Quintel hosting transition workshop

Posted: October 28, 2013 - 3:12pm

United Way of Central Arkansas and partnering agencies will learn in a three-day workshop with Scot Quintel how to transition to the Worldwide United Way’s recently released Community Impact Model.

“This is an exciting transitional time for United Way both at the national and local level,” said Maret Cahill, United Way of Central Arkansas executive director. “We are very happy to welcome Scot to help us navigate through the model transition. It will be a great time to educate not only ourselves and our board but our partnering agencies as well. We all need to go through this change together.”

Quintel, of Richmond, Ind., has won recognitions through his work with United Way.

He is acting president of United Way of Whitewater and is credited with organizing the most successful United Way fundraising campaigns in the past decade.
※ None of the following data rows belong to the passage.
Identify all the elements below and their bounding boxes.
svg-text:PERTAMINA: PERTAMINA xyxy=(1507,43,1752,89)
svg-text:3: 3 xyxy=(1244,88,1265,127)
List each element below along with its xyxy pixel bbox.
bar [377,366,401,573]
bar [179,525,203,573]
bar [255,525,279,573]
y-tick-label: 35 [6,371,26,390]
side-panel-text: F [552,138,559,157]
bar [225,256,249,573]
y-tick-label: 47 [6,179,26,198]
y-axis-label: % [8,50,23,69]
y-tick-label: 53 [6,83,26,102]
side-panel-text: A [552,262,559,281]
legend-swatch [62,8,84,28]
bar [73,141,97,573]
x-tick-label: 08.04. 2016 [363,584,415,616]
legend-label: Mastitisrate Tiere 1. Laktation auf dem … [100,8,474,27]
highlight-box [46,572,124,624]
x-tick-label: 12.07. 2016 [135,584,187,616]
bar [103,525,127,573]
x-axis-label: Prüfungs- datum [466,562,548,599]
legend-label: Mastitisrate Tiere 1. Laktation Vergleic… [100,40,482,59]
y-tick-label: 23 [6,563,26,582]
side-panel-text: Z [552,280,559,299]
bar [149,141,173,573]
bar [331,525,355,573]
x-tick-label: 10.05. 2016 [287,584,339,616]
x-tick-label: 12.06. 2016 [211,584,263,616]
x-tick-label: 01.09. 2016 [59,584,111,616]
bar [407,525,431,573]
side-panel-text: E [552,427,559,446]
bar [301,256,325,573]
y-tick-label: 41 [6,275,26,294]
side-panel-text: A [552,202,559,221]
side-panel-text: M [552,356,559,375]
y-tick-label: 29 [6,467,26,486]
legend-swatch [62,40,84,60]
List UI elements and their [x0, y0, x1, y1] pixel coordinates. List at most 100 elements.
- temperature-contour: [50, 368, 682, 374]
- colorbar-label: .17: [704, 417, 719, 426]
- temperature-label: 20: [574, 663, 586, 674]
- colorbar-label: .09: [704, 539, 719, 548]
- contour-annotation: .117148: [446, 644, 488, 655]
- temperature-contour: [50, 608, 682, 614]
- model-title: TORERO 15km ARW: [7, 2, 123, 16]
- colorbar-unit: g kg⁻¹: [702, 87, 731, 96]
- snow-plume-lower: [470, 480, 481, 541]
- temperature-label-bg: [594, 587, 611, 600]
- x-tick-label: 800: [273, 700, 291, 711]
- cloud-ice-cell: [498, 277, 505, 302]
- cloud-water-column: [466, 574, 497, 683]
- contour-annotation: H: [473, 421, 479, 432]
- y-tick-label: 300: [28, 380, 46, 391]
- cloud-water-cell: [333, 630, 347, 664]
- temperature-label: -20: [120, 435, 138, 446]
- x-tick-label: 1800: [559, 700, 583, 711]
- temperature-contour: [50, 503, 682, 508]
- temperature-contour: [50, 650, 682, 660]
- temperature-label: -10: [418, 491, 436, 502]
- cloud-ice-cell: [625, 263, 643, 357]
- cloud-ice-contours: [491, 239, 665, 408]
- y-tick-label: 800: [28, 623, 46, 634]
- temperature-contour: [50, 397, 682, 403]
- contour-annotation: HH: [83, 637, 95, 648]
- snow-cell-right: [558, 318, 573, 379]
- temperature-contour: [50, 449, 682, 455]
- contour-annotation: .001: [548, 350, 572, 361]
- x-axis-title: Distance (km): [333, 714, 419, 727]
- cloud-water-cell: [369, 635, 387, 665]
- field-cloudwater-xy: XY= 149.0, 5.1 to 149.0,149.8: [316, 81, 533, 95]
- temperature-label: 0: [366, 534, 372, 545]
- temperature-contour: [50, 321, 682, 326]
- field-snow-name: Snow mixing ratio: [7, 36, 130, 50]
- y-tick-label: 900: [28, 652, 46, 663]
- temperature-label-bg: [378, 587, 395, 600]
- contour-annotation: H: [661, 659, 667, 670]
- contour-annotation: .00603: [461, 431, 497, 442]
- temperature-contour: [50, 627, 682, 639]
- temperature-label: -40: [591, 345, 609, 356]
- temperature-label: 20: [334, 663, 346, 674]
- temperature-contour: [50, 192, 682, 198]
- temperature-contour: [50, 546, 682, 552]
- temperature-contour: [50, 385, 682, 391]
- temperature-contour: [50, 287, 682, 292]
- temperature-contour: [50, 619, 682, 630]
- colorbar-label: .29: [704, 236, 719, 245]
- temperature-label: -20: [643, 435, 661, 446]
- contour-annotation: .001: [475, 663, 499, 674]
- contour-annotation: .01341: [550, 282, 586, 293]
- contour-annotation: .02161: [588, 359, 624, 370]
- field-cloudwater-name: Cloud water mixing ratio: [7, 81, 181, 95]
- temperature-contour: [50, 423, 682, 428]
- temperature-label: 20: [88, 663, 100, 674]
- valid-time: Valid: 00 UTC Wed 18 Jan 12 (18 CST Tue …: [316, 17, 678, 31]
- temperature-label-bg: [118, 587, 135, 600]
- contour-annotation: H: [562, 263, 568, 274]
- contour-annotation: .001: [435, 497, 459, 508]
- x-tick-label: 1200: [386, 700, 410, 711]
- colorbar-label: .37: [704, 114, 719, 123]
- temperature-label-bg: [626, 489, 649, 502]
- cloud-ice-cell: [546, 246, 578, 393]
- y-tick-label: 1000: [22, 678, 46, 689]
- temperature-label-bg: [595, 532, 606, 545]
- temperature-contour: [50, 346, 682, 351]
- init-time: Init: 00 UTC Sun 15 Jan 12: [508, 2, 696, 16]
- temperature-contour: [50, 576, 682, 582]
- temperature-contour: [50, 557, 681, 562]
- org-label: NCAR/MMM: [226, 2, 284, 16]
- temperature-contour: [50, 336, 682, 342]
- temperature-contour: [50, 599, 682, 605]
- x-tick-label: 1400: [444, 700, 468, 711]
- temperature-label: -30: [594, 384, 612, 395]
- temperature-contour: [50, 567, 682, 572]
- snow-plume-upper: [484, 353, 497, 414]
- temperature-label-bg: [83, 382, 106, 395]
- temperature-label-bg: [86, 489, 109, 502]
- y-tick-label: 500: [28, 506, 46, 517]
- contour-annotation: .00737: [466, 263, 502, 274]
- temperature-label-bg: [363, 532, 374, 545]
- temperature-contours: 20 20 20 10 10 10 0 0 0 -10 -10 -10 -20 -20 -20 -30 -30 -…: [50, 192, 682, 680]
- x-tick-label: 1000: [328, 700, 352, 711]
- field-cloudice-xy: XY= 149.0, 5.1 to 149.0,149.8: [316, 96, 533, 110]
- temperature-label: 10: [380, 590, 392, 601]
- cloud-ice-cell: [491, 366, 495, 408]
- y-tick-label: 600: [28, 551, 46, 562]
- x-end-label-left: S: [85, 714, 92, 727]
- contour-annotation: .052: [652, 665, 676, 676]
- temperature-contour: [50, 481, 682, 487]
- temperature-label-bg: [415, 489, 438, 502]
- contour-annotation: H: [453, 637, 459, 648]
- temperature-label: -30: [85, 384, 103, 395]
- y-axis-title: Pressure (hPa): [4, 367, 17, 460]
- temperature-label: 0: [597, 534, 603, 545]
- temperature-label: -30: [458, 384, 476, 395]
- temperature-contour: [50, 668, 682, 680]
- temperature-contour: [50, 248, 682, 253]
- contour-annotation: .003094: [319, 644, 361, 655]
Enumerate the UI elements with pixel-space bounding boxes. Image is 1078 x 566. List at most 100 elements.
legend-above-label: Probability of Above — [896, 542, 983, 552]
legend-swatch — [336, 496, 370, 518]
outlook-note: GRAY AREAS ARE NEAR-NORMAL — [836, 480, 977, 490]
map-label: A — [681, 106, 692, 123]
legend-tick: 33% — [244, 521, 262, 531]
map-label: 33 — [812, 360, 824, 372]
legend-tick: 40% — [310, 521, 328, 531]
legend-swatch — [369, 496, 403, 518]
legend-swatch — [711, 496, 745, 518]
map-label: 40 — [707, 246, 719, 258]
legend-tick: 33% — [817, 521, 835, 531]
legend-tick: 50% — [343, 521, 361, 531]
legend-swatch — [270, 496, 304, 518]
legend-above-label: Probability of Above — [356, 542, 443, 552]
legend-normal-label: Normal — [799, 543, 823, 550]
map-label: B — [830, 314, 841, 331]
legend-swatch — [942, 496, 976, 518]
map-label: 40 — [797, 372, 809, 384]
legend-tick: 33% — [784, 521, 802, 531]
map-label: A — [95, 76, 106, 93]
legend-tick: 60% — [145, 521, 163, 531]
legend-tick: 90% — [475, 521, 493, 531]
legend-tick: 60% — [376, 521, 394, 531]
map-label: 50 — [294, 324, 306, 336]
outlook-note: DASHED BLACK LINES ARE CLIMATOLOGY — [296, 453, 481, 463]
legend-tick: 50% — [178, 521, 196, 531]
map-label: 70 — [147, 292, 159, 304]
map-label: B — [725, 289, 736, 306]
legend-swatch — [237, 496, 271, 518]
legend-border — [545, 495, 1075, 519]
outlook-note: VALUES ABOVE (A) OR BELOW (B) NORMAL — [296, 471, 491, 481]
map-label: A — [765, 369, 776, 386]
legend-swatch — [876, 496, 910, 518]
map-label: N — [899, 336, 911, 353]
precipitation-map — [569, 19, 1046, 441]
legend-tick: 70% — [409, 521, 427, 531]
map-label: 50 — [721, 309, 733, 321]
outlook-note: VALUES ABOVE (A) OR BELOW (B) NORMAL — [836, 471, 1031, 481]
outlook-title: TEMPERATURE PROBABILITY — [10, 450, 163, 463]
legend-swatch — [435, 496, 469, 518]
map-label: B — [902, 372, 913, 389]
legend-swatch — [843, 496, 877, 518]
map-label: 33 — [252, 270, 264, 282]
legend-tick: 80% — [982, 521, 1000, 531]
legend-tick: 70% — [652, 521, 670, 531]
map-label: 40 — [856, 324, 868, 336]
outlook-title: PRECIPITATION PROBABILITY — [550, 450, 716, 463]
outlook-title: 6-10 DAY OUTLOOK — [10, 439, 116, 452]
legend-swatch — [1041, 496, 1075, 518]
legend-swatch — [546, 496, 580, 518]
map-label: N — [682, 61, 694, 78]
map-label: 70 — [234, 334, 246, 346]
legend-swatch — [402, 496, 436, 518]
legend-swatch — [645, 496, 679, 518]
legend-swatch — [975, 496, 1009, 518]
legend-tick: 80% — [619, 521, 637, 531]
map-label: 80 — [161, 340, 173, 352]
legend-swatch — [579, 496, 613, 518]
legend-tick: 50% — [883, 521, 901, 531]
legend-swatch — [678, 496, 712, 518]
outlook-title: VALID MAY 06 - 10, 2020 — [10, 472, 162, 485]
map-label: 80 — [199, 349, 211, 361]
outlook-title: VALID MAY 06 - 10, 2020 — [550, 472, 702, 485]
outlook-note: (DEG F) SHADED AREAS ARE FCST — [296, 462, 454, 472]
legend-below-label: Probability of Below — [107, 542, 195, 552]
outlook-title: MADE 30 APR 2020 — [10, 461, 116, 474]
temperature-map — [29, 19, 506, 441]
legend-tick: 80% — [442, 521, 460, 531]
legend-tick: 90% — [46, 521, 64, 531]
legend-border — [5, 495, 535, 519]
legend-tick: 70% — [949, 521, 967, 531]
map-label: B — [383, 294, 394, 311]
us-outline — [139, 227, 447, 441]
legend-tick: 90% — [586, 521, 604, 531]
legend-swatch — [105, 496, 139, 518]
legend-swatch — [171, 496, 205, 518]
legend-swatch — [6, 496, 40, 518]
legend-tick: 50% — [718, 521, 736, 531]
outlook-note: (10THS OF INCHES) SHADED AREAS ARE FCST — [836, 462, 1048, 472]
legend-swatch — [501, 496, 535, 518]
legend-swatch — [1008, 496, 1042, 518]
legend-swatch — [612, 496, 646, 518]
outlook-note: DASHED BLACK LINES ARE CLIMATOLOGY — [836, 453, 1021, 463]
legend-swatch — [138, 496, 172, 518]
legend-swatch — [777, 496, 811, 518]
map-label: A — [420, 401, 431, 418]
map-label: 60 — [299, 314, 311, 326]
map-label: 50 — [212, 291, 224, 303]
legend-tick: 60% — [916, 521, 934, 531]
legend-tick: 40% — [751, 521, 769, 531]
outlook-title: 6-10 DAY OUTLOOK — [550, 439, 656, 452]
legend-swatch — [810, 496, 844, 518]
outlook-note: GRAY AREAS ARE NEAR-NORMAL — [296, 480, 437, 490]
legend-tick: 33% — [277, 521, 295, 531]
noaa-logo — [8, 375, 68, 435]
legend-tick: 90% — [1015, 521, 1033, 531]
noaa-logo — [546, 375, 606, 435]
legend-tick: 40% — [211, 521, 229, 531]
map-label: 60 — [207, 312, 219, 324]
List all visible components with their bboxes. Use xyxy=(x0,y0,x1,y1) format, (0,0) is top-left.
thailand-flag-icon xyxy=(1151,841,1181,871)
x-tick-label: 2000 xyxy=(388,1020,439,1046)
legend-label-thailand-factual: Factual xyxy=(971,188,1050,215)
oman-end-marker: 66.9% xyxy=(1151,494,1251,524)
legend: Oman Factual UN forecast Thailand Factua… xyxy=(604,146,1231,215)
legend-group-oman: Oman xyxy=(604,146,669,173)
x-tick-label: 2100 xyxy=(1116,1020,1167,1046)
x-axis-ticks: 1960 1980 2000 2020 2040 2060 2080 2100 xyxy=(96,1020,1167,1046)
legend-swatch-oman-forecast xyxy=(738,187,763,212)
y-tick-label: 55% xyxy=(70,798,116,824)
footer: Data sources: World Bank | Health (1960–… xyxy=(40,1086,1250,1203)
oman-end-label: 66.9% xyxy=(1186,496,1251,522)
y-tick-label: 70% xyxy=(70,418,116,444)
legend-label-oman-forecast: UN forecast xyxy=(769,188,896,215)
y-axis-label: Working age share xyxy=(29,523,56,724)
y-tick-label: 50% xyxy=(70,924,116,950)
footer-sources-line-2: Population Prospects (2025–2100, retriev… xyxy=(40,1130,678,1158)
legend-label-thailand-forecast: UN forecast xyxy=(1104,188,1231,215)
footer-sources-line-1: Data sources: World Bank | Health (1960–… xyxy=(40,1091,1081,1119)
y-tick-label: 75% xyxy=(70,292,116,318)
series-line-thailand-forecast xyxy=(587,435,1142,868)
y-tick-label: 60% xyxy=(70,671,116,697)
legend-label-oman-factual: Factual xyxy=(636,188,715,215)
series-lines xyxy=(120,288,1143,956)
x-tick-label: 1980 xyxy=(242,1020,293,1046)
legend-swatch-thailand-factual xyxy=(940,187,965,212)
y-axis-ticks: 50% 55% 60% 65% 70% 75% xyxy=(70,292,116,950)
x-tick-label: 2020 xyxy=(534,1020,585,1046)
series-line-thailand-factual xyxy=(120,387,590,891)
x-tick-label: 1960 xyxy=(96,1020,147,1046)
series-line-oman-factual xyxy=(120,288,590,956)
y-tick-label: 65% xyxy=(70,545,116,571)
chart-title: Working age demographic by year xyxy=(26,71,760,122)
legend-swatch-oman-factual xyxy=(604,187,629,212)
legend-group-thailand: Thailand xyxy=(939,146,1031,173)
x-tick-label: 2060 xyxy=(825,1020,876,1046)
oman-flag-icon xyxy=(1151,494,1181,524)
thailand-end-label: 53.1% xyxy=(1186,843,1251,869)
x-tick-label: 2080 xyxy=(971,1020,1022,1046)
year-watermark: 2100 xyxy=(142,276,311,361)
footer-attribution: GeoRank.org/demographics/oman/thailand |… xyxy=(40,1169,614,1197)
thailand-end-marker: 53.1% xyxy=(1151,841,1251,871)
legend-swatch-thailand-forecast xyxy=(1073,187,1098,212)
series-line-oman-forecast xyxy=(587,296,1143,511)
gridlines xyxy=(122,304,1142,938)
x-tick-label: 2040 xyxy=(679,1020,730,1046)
“It is an honor to be asked to be part of the work United Way of Central Arkansas is doing to serve Faulkner and Perry Counties. United Ways have a long history of serving their communities through fundraising and funding programs,” said Quintel. “Our discussions this week will be focused on how this United Way can do even more to serve its friends and neighbors.”

The Worldwide model encourages local United Ways to address the specific needs of the community and to transition from a fundraising organization to an organization that directly impacts the community.

The change will direct United Way to invest in strategies for community change and focus on community outcomes.

The three-day workshop began Tuesday and will run through Thursday and will cover the model Community Impact Strategy.

Quintel presented the new strategy to the public Tuesday at the Conway Area Chamber of Commerce.

Quintel, the United Way board, and partnering agencies will further discuss the future of UWCA Thursday and work to develop communication to agencies and timelines for the new strategy’s implementation.

The UWCA funds programs for about 20 local area non-profits.

Over the past decade, needs for United Way services have increased to more than $1 million, according to United Way.

The group’s goal is to add donors to meet the need.

The donations support 35 programs in 19 member agencies.

The programs focus their efforts to provide sustainable impact on education, income or health.